Sunday, December 26, 2010

Three Piazzolla Originals

Today features three videos, all new to YouTube and all with important original Piazzolla content. The first video includes several minutes from the July 11, 1983 concert at the Teatro de Colón which the Azzi/Collier book, Le Grand Tango, describes as "Piazzolla's apotheosis." Piazzolla and the Colón orchestra under the baton of Pedro Ignacio Calderón closed the concert with Adios Nonino and took five bows during a ten minute standing ovation. The voice-over in the video is Piazzolla's. The full concert can be heard on the difficult to find recording, Astor Piazzolla: En El Teatro Colón. Much of the concert can also be heard on the reissue CD, Concierto de Nácar, but unfortunately, Adios Nonino is not on that CD regardless of what it says on the label.

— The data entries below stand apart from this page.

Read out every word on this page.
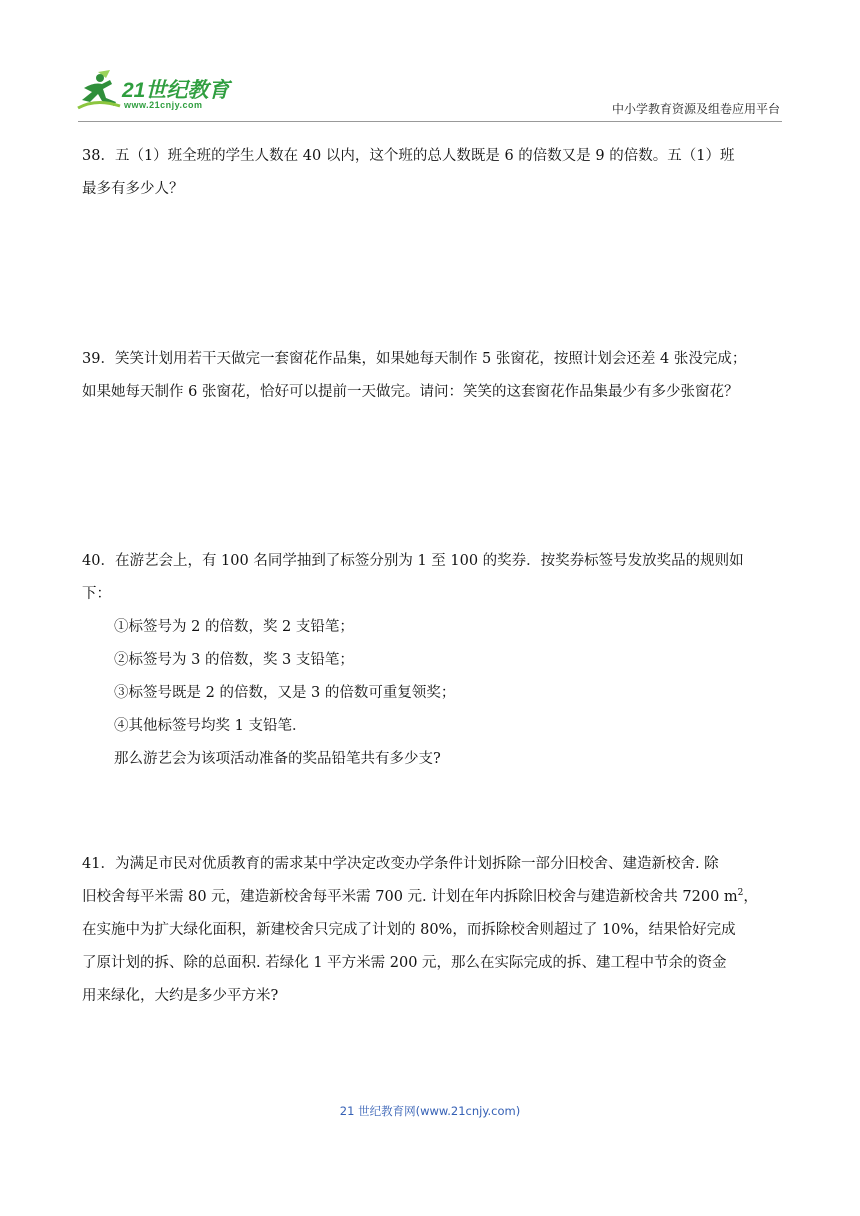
21世纪教育
www.21cnjy.com	中小学教育资源及组卷应用平台
38．五（1）班全班的学生人数在 40 以内，这个班的总人数既是 6 的倍数又是 9 的倍数。五（1）班
最多有多少人？
39．笑笑计划用若干天做完一套窗花作品集，如果她每天制作 5 张窗花，按照计划会还差 4 张没完成；
如果她每天制作 6 张窗花，恰好可以提前一天做完。请问：笑笑的这套窗花作品集最少有多少张窗花？
40．在游艺会上，有 100 名同学抽到了标签分别为 1 至 100 的奖券．按奖券标签号发放奖品的规则如
下：
①标签号为 2 的倍数，奖 2 支铅笔；
②标签号为 3 的倍数，奖 3 支铅笔；
③标签号既是 2 的倍数，又是 3 的倍数可重复领奖；
④其他标签号均奖 1 支铅笔．
那么游艺会为该项活动准备的奖品铅笔共有多少支?
41．为满足市民对优质教育的需求某中学决定改变办学条件计划拆除一部分旧校舍、建造新校舍. 除
旧校舍每平米需 80 元，建造新校舍每平米需 700 元. 计划在年内拆除旧校舍与建造新校舍共 7200 $m^2$，
在实施中为扩大绿化面积，新建校舍只完成了计划的 80%，而拆除校舍则超过了 10%，结果恰好完成
了原计划的拆、除的总面积. 若绿化 1 平方米需 200 元，那么在实际完成的拆、建工程中节余的资金
用来绿化，大约是多少平方米?
21 世纪教育网(www.21cnjy.com)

The second video contains no Piazzolla performances but does contain a Piazzolla voice-over and a priceless selection of Piazzolla family photographs. The video is a dramatization of Piazzolla's creation of Adios Nonino. The traditional story has Piazzolla composing the piece in the kitchen on a bandoneón, not on the piano as in this video. I believe that this video and the first video of the Teatro Colón performance are from Eliseo Alvarez's 1997 movie, Queréme así, piantao (also known as Astortango in Britain and the U.S.A.). To my knowledge, this movie has never been issued as a DVD but it apparently has been broadcast on HBO as a made-for-TV movie. Hopefully, we will see more from this movie in the future.

The third video captures fragments from a 1974 television broadcast on TV Tupi from São Paulo, Brazil. The first fragment features the Piazzolla quintet playing Invierno Porteño. The second fragment is Balada para un loco with Amelita Baltar doing the vocal. This is the only video I am aware of featuring the "re-formed" first quintet which existed briefly in 1974-75. It may also be the only video of Piazzolla performing with Baltar and is almost certainly the last since they separated, professionally and personally, shortly after this video was made. The pianist in the "re-formed" quintet was Osvaldo Tarantino but the pianist in this video does not appear to be Tarantino. Nor does he resemble Danti Amicarelli (see photo here) who sometimes substituted for Tarantino in the quintet. I might speculate that the pianist is Luigi Giudici who recorded with Piazzolla in Brazil during this period on his recordings with Ney Matogrosso but I find no photos of Mr. Giudici on the internet. It is a mystery. I am hoping a reader can help identify the pianist in the video and leave a comment below. Hopefully, more of this television appearance has survived and we will see it in its entirety in the future.

Note added 27 December, 2010: Mystery solved. The pianist is indeed Dante Amicarelli. Thanks to Daniel P. for the positive I.D.